Reform rabbi hits out at outreach ‘soul trappers’
RABBI DR Tony Bayfield, the head of Britain’s Reform movement, has launched a scathing attack on Orthodox outreach groups, branding them “missionaries and soul trappers”.
In an editorial in the latest issue of the Progressive magazine, Manna, he wrote: “We are immensely deferential to organisations like Aish, who want our children to be Jewish. But the Judaism they want them to subscribe to is a Judaism that drives a wedge between children and parents, most often expressed in the lament — or statement of pride — ‘They cannot eat in my home any more’.”
There are many on the “picturesque right”, he adds, “who only want souls and will go to extreme lengths to capture them.

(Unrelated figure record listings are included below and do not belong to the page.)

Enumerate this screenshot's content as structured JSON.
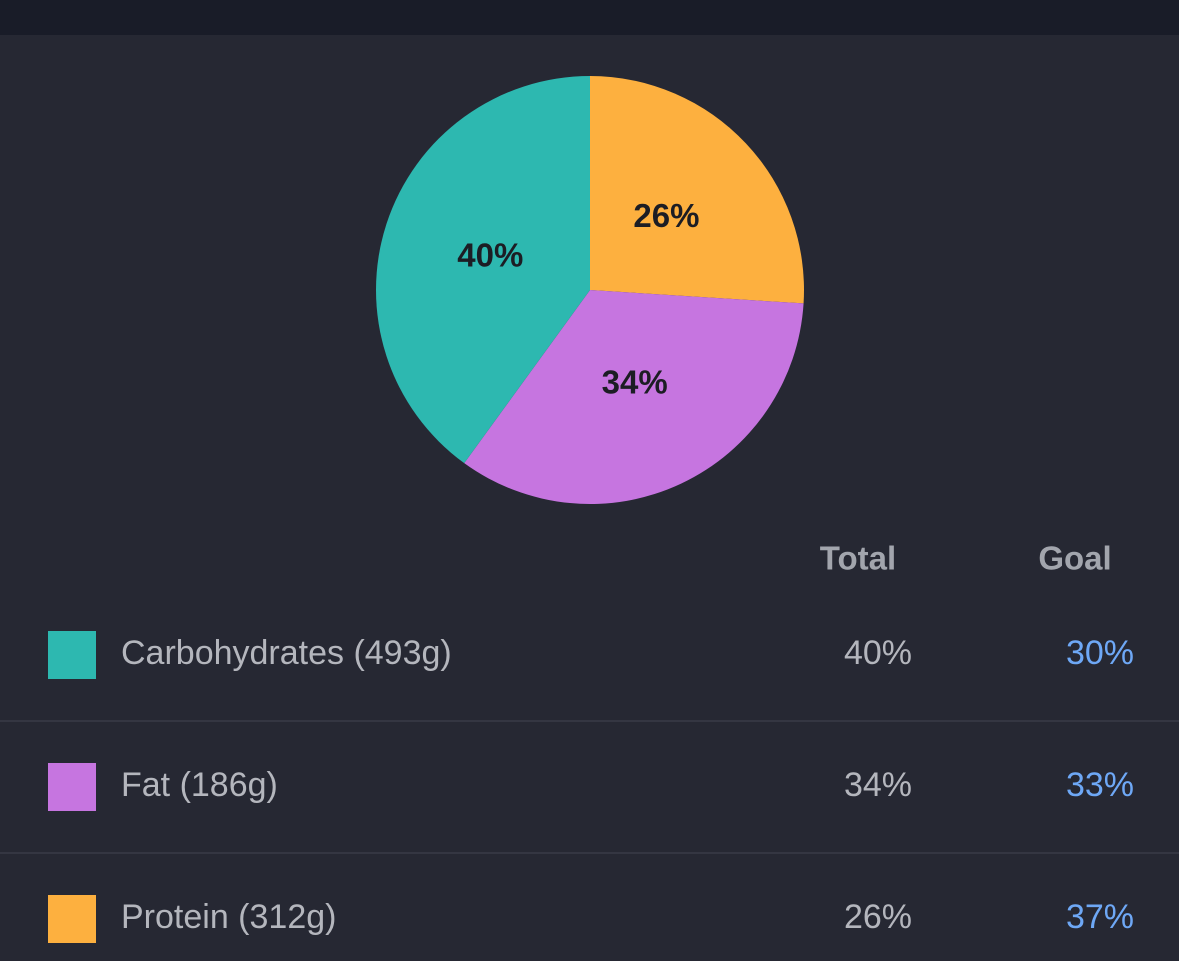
{
  "chart_data": {
    "type": "pie",
    "values": [
      26,
      34,
      40
    ],
    "value_labels": [
      "26%",
      "34%",
      "40%"
    ],
    "colors": [
      "#fdb03f",
      "#c675e0",
      "#2db8b0"
    ]
  },
  "table": {
    "header": [
      "Total",
      "Goal"
    ],
    "rows": [
      {
        "label": "Carbohydrates (493g)",
        "total": "40%",
        "goal": "30%",
        "color": "#2db8b0"
      },
      {
        "label": "Fat (186g)",
        "total": "34%",
        "goal": "33%",
        "color": "#c675e0"
      },
      {
        "label": "Protein (312g)",
        "total": "26%",
        "goal": "37%",
        "color": "#fdb03f"
      }
    ]
  }
}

“If you doubt just how many are in thrall to the missionaries and soul trappers, ask anyone in leadership positions within the mainstream of the community about their bottomless pockets and their unmatchable budgets. These enable them to offer enticing freebies and deploy seemingly endless human resources. Much of the money comes from donors within the mainstream of the community.”
He asks: “Why is it that groups and religious organisations who parade a theology of ‘there’s been a tragedy, check your mezuzah’ variety, are held in such respect?”
Aish director Rabbi Naftali Schiff said: “We are committed to building bridges and uniting Jews as opposed to dividing Jews. Far from driving wedges through families, so often Aish brings parents and their children together through meaningful Jewish experiences that bridge generations rather than distance them. ”
The organisation, he added, worked, “very hard to build the concept of ‘respect for fathers and mothers’ as it is a central tenet of Jewish values”.
In 2005, Aish’s income exceeded £3m, compared to £2.6m for Reform.